Some of Lindsley’s work can be seen at Lake Works on Main Street in Lakeport. He has wholesale agreements with stores up and down Northern California, from Monterey to Willits, takes online orders, organizes six to eight shows a years and sells mugs at beer festivals. “I make beer mugs, 24 ounce, 30 ounce, big ones. I go to festivals and take only beer mugs,” Lindsley said. People pay $40 for admission and a 7 ounce glass that they attempt to fill constantly throughout the course of the day. “It’s a very lucrative day and I get to drink beer too.” It’s the perfect event for Lindsley.
“It’s a lot of different things that make a business go and that’s true here,” he added.

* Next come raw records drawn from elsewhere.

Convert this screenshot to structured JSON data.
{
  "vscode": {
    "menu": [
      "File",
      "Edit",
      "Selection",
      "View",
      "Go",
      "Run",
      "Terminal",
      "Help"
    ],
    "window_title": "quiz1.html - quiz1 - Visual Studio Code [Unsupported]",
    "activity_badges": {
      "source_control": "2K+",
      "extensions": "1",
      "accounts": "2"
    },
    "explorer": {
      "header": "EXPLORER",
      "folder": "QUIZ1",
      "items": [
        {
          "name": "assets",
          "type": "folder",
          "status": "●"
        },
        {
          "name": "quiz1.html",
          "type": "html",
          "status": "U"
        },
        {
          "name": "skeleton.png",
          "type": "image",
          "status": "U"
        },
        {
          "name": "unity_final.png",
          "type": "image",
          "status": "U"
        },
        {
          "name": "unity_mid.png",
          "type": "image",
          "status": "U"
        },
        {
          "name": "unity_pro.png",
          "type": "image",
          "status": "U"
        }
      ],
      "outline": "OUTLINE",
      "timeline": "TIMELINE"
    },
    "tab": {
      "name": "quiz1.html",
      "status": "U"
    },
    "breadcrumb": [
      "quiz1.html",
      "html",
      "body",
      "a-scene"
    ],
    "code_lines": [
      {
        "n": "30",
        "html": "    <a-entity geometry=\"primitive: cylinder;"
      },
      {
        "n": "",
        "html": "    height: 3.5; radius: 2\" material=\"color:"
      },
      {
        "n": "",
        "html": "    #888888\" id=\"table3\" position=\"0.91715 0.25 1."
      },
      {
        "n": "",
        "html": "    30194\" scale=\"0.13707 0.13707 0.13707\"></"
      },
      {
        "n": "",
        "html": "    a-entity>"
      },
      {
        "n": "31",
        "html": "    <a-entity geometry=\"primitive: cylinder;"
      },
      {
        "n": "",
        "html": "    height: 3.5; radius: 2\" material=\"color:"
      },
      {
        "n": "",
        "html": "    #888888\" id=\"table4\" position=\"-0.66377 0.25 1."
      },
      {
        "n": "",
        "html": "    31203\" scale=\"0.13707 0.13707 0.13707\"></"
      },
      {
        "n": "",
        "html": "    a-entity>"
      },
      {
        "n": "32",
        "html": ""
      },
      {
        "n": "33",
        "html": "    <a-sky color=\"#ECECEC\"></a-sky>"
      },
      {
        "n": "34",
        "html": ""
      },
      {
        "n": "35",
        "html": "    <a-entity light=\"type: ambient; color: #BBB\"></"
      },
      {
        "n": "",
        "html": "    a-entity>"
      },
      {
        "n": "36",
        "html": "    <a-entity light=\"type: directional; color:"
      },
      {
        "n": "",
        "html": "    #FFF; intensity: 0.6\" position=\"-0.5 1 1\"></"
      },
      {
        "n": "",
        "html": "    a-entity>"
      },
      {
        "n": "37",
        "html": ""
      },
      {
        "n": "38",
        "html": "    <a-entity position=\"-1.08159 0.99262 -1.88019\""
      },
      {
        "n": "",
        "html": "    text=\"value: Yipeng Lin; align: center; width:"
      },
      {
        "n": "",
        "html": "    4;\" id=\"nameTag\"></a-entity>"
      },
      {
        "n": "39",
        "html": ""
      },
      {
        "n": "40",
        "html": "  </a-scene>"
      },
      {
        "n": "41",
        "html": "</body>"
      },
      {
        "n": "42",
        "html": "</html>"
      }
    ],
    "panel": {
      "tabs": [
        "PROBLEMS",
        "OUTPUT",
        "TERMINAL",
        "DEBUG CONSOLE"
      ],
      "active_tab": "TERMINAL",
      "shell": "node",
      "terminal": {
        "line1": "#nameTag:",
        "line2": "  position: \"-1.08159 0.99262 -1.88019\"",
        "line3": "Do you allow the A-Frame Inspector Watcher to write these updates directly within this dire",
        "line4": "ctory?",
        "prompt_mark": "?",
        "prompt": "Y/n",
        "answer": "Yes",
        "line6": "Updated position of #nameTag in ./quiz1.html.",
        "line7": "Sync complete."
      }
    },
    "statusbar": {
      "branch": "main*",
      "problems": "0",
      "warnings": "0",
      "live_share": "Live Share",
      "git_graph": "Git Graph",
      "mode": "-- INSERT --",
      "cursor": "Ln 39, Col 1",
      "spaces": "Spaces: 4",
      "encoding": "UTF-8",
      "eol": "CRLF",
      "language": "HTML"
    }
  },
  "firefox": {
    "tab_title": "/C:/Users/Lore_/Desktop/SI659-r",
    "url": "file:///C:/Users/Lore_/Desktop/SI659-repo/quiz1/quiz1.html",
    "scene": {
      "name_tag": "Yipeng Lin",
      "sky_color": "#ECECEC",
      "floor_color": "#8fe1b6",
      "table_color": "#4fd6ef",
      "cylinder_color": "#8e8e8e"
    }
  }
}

Aside from creating his own pottery, Lindsley has been instructing students in Lake County since leaving a teaching position in Ukiah. He currently has two full classes. “I started teaching in the 2000s at Mendocino College, and I just really, really like it,” he said. “It’s nice to see [students] progress and they’re so excited. And I just love teaching, it’s so much fun and they say I’m good at it It’s taken years to build up the nomenclature, the way to describe how to do it.”
Lindsley uses his own beginnings as a source of encouragement for his students. “I still have the first pot,” he said, describing the piece as terrible, as is common during the beginning of any craft. “That’s an example to my students When they get discouraged I pull that out.”
These days Lindsley is exactly the opposite of terrible, throwing pot after pot with precision. “I can make a mug in 3 minutes. I’m a three minute thrower,” he said. Though he did admit that this time frame is a little deceptive, considering that once the pot is off the wheel he still has to trim, glaze and fire it. Still, there’s no denying that he’s quick. “Not very long is probably a good answer,” he said, when asked how much time it takes to make a piece.
Though Lindsley very occasionally takes some personal time, a day off in the life of a potter is rare. “I throw every day and there’s always something to do in pottery,” he said.